Oleh: Alwi Alatas
Inpasonline.com-Jakarta adalah kota dengan banyak wajah. Ia menampakkan wajah yang carut marut di satu sisi, tapi juga memiliki wajah yang cerah di sisi yang lain. Padatnya penduduk, kemacetan lalu lintas di berbagai ruas jalan, anak-anak jalanan di sana-sini, serta bertebarannya tempat-tempat maksiat merupakan sebagian dari kekusutan yang ditampilkan kota ini. Tapi Jakarta juga memiliki wajah lain yang positif, wajah yang Islami. Masjid dan mushala berdiri di banyak tempat, kadang seperti tanpa perencanaan, sehingga dalam jarak kurang dari lima puluh meter mungkin boleh dijumpai dua buah mushala. Azan di setiap waktu shalat sangat mudah terdengar, khususnya di pemukiman yang dominan dihuni komunitas Betawi, penduduk lokal Jakarta, karena jarak masjid dan mushala yang sangat dekat dengan rumah-rumah penduduk. Pengajian dan majelis-majelis taklim tumbuh dengan subur. Dan dalam beberapa kesempatan, apresiasi penduduknya terhadap politik Islam cukup tinggi. Semua itu tentunya bukan fenomena yang muncul tiba-tiba, karena Jakarta merupakan sebuah kota yang memiliki sejarah panjang.

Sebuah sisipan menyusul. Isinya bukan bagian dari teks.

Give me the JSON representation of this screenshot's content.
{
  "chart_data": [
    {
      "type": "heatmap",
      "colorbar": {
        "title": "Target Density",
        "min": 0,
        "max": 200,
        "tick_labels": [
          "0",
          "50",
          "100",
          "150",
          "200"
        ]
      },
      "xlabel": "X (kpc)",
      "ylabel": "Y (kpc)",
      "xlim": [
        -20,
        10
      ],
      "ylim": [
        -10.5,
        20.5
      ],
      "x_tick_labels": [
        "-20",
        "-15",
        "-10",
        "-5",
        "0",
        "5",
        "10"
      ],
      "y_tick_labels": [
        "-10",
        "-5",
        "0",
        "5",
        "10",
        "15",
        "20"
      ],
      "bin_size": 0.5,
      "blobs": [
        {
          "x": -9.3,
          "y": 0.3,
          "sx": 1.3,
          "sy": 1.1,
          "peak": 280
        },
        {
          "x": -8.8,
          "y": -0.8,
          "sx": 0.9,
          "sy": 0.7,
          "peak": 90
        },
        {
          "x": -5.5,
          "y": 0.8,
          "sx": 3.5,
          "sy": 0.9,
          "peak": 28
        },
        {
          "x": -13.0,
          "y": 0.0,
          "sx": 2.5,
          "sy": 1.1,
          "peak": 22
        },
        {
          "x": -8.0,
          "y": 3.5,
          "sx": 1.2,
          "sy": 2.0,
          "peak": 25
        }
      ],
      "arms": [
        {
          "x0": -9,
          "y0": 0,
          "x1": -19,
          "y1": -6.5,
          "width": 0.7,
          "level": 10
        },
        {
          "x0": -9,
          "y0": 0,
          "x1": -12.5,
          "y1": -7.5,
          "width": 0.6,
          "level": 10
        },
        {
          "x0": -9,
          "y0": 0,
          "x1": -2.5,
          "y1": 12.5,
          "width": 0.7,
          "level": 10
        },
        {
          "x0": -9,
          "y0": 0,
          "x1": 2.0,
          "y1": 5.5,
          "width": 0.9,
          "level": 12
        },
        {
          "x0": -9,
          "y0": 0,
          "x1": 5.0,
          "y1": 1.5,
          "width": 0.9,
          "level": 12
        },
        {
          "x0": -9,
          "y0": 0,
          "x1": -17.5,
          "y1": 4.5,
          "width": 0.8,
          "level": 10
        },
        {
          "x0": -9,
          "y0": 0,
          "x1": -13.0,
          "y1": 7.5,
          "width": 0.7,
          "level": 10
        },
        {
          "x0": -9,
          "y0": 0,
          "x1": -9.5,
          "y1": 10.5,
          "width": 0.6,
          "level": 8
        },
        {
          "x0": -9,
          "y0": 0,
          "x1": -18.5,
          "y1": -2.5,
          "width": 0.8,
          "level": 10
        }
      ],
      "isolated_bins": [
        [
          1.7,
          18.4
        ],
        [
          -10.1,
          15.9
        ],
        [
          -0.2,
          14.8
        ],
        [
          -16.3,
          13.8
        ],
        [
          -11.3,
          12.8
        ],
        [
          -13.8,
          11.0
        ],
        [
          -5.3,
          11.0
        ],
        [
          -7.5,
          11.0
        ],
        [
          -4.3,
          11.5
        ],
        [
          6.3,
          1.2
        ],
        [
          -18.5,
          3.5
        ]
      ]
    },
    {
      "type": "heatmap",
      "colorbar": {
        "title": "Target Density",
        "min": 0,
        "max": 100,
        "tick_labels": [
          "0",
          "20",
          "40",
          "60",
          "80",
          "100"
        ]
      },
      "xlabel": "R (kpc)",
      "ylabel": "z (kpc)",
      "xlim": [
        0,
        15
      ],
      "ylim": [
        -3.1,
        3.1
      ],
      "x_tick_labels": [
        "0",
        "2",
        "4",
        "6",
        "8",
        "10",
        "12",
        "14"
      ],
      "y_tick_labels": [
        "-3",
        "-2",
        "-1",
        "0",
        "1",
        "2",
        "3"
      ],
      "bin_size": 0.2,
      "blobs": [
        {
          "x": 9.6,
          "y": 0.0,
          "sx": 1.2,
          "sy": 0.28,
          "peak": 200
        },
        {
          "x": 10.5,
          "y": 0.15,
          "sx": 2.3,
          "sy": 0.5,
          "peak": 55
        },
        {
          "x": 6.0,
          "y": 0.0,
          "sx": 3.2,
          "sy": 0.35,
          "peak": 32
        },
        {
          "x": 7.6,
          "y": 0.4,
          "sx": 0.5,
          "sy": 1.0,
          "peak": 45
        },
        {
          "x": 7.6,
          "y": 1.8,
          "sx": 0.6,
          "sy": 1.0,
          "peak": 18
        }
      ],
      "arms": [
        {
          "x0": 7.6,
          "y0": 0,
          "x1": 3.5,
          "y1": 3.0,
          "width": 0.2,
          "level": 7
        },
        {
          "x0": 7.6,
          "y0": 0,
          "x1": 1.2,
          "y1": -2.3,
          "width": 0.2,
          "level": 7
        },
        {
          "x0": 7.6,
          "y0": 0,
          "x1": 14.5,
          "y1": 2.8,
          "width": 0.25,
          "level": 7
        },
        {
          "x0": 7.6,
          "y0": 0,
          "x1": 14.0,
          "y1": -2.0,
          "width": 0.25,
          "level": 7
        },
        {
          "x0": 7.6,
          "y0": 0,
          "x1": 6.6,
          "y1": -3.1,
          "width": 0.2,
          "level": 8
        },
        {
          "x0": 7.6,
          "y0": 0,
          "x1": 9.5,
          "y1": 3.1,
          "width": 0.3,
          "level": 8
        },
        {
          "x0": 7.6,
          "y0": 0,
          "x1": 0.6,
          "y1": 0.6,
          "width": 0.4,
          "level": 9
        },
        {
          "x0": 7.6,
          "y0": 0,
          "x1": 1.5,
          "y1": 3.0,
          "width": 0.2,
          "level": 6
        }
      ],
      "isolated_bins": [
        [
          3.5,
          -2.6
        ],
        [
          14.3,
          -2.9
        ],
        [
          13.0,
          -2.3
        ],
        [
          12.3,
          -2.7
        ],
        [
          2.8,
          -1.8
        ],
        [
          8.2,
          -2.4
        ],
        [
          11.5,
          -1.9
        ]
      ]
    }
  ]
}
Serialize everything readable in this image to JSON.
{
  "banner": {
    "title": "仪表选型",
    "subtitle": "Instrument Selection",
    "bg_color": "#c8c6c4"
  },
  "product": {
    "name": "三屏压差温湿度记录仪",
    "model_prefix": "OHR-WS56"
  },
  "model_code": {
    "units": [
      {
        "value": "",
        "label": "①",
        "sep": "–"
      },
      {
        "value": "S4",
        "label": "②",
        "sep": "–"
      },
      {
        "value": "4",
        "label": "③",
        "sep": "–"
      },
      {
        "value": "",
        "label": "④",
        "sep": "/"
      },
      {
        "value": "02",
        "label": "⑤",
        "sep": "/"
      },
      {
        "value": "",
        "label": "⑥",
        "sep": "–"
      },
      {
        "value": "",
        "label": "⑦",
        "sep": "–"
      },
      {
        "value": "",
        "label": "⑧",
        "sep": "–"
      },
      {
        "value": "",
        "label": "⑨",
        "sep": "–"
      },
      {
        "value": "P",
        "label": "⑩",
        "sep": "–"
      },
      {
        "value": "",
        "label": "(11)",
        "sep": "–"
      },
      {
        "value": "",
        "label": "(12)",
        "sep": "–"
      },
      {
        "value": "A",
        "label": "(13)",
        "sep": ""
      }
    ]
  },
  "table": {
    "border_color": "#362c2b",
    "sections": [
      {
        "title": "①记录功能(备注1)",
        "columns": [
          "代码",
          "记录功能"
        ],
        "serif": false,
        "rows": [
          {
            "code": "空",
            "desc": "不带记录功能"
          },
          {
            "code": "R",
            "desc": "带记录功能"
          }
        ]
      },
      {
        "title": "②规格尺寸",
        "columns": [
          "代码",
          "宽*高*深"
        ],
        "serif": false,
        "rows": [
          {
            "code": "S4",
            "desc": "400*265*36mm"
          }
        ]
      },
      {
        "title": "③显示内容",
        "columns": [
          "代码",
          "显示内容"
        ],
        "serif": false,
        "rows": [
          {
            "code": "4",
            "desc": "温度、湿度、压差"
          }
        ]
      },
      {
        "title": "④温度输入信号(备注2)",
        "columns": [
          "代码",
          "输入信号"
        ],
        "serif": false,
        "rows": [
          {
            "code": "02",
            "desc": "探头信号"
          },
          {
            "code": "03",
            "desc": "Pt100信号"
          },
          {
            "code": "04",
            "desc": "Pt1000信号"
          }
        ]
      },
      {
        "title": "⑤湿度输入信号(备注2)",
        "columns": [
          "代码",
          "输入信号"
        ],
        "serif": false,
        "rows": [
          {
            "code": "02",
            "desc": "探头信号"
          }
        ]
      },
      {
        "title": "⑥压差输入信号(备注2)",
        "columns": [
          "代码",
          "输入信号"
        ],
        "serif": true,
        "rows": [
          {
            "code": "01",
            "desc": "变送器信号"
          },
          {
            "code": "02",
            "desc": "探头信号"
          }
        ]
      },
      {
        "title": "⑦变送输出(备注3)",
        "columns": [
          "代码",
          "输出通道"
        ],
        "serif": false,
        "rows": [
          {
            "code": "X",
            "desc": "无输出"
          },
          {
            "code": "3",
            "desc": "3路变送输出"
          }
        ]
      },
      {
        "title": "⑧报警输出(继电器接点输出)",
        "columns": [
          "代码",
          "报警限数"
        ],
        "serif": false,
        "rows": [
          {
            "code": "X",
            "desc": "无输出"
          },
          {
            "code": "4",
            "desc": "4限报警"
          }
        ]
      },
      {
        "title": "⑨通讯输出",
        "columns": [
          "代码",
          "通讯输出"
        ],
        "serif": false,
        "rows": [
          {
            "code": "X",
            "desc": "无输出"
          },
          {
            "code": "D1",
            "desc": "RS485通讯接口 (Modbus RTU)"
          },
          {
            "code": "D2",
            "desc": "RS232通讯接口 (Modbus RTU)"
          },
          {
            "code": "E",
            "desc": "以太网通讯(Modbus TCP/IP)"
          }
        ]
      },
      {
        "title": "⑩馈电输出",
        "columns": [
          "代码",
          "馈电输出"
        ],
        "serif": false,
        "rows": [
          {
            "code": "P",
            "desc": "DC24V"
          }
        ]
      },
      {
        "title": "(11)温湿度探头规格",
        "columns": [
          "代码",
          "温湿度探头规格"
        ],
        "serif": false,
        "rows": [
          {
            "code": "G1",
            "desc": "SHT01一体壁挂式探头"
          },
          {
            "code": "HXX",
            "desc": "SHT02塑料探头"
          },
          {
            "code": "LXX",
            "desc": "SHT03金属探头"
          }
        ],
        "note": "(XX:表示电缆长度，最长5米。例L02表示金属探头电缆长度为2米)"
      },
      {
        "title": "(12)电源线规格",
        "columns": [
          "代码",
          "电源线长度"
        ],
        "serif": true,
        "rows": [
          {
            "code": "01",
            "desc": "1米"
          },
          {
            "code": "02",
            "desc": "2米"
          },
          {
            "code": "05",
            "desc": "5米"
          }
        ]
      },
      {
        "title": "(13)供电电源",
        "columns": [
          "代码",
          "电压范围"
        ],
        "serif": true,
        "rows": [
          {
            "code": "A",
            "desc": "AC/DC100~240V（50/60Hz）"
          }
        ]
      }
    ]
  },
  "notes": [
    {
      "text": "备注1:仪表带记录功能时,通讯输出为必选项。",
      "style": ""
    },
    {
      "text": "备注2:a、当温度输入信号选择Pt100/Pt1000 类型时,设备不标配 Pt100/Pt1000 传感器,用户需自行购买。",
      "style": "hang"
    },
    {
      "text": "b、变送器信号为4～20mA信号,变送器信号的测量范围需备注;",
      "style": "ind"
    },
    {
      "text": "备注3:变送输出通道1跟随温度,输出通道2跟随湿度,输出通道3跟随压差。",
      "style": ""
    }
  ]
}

Sebelum era Islam, Jakarta merupakan kota pelabuhan utama milik Kerajaan Hindu Pajajaran. Namanya ketika itu Sunda Kalapa, yang tampaknya memiliki pengertian tanah Sunda yang memiliki banyak pohon kelapa di wilayahnya.[1] Kota-kota pelabuhan di pesisir utara Jawa merupakan pusat-pusat perdagangan yang sangat sibuk dan menjadi tempat berkumpulnya para pedagang dari berbagai negeri. Antara abad ke-12 dan 16, terlebih setelah bermunculannya kerajaan-kerajaan Islam lokal di Sumatera dan Semenanjung Malaya, aktivitas para pedagang Muslim menjadi semakin menonjol di pantai-pantai utara Jawa. Secara bertahap, beberapa penguasa pesisir mulai masuk Islam dan membangun hubungan lebih kuat dengan para pedagang dan pendatang Muslim.[2] Ketika Kerajaan-kerajaan Islam seperti Demak, Banten, dan Cirebon, bermunculan di pantai-pantai utara Jawa, maka Kerajaan Hindu Pajajaran yang berpusat di pedalaman Jawa Barat semakin terdesak ke pedalaman. Hubungan yang belakangan dibangun oleh Pajajaran dengan Portugis membuat Kerajaan-kerajaan Islam di Jawa ini menjadi lebih waspada dan antisipatif terhadap kemungkinan masuknya pengaruh Portugis ke Jawa.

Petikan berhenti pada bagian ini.